Martin Kadzere Senior Business Reporter
The Reserve Bank of Zimbabwe (RBZ) has warned that inflationary pressures on the back of escalating interest rates are expected to heighten credit risk in the microfinance and financial services sector, as the majority of borrowers are likely to default.
While the microfinance sector appeared to have gained traction over the past few years, credit risk has become the biggest concern due to increasing operational costs likely to dent profitability and sustainability of some of the microfinance institutions, particularly those that lack adequate funding and institutional investors.
High levels of inflation impact negatively on the ability of borrowers to repay and erode profitability, which in turn curtail lending.
The inflationary pressures emanate from the lagged effects of monetisation of past fiscal deficits, the ongoing correction of mispricing and subsidisation of many goods and services including foreign currency, fuel, electricity, which resulted in forex shortages, spiralling parallel exchange rate premiums and speculative pricing, thus posing the risk of a costly re-dollarisation of the economy.
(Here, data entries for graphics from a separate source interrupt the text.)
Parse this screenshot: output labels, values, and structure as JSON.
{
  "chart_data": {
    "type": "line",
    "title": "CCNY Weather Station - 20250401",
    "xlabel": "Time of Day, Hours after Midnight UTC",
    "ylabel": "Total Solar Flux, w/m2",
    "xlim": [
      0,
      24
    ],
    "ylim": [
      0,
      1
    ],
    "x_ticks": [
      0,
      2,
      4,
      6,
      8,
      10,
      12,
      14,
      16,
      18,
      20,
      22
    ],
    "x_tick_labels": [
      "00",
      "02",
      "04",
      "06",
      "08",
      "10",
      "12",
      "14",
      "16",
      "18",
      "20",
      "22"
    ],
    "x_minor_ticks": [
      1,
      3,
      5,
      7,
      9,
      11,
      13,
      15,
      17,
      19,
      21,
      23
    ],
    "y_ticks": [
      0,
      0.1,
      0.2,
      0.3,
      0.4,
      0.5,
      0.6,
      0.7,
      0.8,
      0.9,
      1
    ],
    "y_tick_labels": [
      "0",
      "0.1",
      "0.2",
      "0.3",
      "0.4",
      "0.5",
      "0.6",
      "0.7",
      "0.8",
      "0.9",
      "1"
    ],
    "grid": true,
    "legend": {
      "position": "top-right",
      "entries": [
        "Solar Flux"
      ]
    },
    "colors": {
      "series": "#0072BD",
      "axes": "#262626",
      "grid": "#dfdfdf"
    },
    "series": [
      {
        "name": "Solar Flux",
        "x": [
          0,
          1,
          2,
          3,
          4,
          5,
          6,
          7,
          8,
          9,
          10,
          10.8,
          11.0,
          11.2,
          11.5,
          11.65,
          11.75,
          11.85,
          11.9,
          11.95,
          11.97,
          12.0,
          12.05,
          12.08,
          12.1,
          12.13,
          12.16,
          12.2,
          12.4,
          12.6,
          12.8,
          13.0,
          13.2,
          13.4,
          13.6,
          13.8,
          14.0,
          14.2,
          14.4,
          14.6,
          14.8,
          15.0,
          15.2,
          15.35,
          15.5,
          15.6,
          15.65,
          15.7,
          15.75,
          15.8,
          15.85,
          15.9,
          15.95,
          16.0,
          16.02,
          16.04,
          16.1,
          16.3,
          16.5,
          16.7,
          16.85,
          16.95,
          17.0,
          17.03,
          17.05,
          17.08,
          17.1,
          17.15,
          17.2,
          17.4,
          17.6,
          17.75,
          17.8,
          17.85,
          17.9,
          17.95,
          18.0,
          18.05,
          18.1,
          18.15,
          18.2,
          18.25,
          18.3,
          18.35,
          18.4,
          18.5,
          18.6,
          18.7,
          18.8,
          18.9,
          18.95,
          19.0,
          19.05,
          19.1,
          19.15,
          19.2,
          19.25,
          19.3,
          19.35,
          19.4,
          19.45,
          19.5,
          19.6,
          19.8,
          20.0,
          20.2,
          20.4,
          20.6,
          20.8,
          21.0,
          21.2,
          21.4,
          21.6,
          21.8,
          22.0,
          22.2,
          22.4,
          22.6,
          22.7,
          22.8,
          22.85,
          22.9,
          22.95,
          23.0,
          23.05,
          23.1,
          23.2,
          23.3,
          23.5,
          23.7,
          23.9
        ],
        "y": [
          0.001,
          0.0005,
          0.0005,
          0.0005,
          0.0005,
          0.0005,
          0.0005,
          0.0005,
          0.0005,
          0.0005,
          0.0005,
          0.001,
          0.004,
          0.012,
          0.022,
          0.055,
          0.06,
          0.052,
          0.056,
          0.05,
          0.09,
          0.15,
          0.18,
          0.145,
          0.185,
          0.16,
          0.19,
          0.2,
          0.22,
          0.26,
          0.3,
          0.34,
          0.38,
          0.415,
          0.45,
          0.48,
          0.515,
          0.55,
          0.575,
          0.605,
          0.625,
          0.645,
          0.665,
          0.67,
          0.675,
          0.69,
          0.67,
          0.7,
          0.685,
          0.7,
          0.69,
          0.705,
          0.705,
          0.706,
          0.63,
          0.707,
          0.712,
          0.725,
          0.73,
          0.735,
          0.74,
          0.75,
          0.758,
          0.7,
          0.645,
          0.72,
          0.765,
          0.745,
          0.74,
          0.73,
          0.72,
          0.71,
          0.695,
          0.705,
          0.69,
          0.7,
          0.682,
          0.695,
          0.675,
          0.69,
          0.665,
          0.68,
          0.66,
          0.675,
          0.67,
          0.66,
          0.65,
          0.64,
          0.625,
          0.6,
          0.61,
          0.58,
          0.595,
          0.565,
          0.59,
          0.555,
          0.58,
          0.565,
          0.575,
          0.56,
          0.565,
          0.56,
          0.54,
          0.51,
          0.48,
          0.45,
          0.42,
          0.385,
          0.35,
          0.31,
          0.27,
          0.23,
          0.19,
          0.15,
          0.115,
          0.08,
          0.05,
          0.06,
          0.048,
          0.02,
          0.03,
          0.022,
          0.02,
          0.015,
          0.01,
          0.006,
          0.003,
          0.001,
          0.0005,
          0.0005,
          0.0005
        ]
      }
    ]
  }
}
The central bank’s Monetary Policy Committee, last week raised its main interest rate to 70 percent from 50 percent to stabilise a plummeting currency and rein in surging inflation to take account of developments on inflation and the exchange rate.
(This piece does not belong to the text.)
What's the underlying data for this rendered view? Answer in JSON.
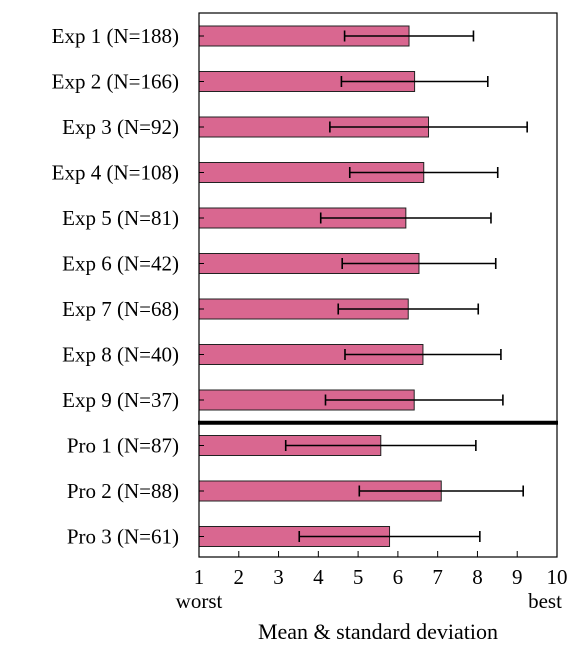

The increase follows the RBZ’s decision to ban the use of foreign currency and reintroduce the Zimbabwe dollar, abandoned in 2009, in an effort to tame inflation which, at the last official counter before demonetisation, peaked at 231 percent in June 2008.
The central bank says in its 2018 microfinance industry report that the small-scale financial service providers should consider strategic partnerships with bigger banking institutions, mobile network operators and insurance companies in providing incremental and innovative microfinance products to the marginalised.
“In view of the changes in the operating environment, microfinance institutions are expected to review their business models with the view to bolster profitability and ensure both operational and financial self-sufficiency,” said the central bank.
The RBZ said the sector continues to face funding challenges as the majority of the institutions lack anchor institutional investors and rely on the limited owners’ funds, which are insufficient to underwrite meaningful microfinance business.
The sector’s aggregate equity for the period ended December 31, 2018, was $197,85 million, representing a 45,84 percent increase from $135,66 million as at December 31, 2017. The growth in the aggregate capital was largely attributed to capitalisation of retained earnings by some microfinance institutions, the RBZ said.
“Lack of adequate funding continues to militate against the microfinance sector’s ability to increase the depth and breadth of microfinance outreach,” said the RBZ.
It noted that potential investors have been shying away from the sector due to the short-term tenure of operating licences and poor corporate governance within the sector.
However, the RBZ expects an improvement in access to funding by microfinance institutions due to various capacity building initiatives focusing on corporate governance, risk management and compliance and the proposed amendments to the regulatory framework, which will change the licence tenure from one year to perpetual licences.